Technology

Necrotic foci are common anatomic and histologic features of human solid tumors. The necrotic areas of solid tumors are generally anaerobic or hypoxic as compared with the normal tissues. The decreased vascular perfusion around tumor areas makes delivery of chemotherapeutic agents challenging. In addi図1tion, the treatment of solid tumors by conventional systemic administration of anticancer agents suffers from obvious drawback. For instance, large doses of such agents are necessary so as to achieve adequate exposure at the tumor site, which might result in serious side effects.

In an aim to improve drug delivery efficiency, Anaeropharma has been developing in situ Delivery and Production System or i-DPS by modifying a non-pathogenic anaerobic bacteria, B. longum, which localizes and proliferates in the anaerobic environment, to produce anticancer proteins, enzymes or other pharmacologically active molecules selectively at tumor site.

B. longum is non-pathogenic obligate anaerobe derived from human intestinal gut flora, which can be colonized only at low-oxygen microenvironment such as hypoxic regions of solid tumor, or lesions of ischemia. Moreover, B. longum is sensitive to antibiotics, according to our previous research, which allows us to effectively eliminate B. longum when needed or at the end of the treatment. Additionally, preclinical studies for our most advanced project, APS001F, provide solid evidence for safety profile of recombinant B. longum to be utilized for i-DPS therapy. Altogether, B. longum, as the host cell for i-DPS, is a promising carrier for drug delivery.

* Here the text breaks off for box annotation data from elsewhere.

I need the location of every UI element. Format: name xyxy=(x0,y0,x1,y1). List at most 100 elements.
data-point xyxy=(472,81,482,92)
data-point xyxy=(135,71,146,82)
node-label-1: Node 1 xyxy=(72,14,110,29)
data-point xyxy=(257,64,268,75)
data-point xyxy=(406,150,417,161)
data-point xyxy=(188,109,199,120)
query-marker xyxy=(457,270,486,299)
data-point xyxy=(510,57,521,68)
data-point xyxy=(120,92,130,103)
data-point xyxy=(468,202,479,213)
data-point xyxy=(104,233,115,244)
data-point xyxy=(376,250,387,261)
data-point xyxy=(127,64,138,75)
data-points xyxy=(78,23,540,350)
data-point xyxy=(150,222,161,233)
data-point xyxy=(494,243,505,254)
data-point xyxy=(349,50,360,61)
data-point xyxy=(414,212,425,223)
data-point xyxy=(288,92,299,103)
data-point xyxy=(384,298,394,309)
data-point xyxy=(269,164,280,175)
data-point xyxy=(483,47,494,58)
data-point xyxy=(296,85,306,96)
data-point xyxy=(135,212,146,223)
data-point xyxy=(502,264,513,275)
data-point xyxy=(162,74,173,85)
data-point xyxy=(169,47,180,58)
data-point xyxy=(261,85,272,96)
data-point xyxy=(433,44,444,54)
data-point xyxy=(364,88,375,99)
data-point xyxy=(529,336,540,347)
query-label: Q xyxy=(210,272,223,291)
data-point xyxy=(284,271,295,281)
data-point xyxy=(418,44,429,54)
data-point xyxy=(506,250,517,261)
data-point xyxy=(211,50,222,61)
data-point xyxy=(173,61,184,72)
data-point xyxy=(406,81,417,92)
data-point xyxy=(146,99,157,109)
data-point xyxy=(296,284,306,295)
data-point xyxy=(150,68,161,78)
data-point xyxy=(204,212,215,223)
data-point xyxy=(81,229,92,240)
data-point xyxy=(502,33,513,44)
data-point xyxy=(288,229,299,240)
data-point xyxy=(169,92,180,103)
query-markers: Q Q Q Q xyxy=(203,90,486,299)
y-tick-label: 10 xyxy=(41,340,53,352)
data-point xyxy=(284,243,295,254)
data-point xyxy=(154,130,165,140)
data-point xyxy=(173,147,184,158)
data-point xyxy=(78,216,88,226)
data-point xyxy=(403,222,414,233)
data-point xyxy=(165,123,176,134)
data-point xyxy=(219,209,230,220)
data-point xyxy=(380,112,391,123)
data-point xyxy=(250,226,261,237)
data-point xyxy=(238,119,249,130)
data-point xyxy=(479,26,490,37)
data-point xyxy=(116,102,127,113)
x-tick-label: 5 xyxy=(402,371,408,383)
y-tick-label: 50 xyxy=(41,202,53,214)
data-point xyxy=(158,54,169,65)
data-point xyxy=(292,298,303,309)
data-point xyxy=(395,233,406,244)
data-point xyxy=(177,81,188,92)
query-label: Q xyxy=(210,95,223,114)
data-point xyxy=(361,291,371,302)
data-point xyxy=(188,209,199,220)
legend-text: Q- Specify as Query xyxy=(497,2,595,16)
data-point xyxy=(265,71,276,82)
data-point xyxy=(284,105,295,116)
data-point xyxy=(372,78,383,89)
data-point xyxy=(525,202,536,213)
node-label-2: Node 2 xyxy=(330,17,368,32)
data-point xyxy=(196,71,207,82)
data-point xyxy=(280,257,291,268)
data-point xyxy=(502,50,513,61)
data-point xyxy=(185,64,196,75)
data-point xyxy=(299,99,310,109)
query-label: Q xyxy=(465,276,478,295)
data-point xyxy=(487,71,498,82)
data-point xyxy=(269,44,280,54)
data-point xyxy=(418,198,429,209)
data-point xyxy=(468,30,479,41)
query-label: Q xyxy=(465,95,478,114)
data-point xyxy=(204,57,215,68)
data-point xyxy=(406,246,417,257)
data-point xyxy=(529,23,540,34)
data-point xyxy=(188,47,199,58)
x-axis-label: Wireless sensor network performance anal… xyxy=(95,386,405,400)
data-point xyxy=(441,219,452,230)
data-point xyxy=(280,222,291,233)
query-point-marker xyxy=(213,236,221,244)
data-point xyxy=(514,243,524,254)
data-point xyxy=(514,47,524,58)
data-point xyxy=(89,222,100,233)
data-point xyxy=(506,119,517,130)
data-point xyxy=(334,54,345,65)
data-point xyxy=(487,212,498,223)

i-DPS is designed to deliver engineered B. longum which expresses active molecules selectively to hypoxic disease sites. Therefore, the technology which enables B. longum to continuously produce therapeutic molecules inside disease sites without nonspecifically attacking healthy tissues to minimize side effects. Currently we are developing cytokine-producing recombinant B. longum (TNFα-i-DPS and IFNγ-i-DPS) for cancer therapy, single chain fragment antibody (scFv) of immune checkpoint molecule producing B. longum (CTLA4 scFv-i-DPS) for cancer immunotherapy, and FGF2-i-DPS for ischemia treatment. Furthermore, we are continuously obtaining substantial betterments in our know-how to achieve simultaneous production of dual active molecules in one recombinant B. longum strain to mimic regional combination therapy. Our leading project on the dual expression of anti-PD-1 and anti-CTLA4 scFv-i-DPS is under preclinical development.

Our goal is to create more effective and safer therapies based on our core platform technology, i-DPS. The technology has the potential for broad applications in oncology and as well as other hypoxic lesions-related diseases.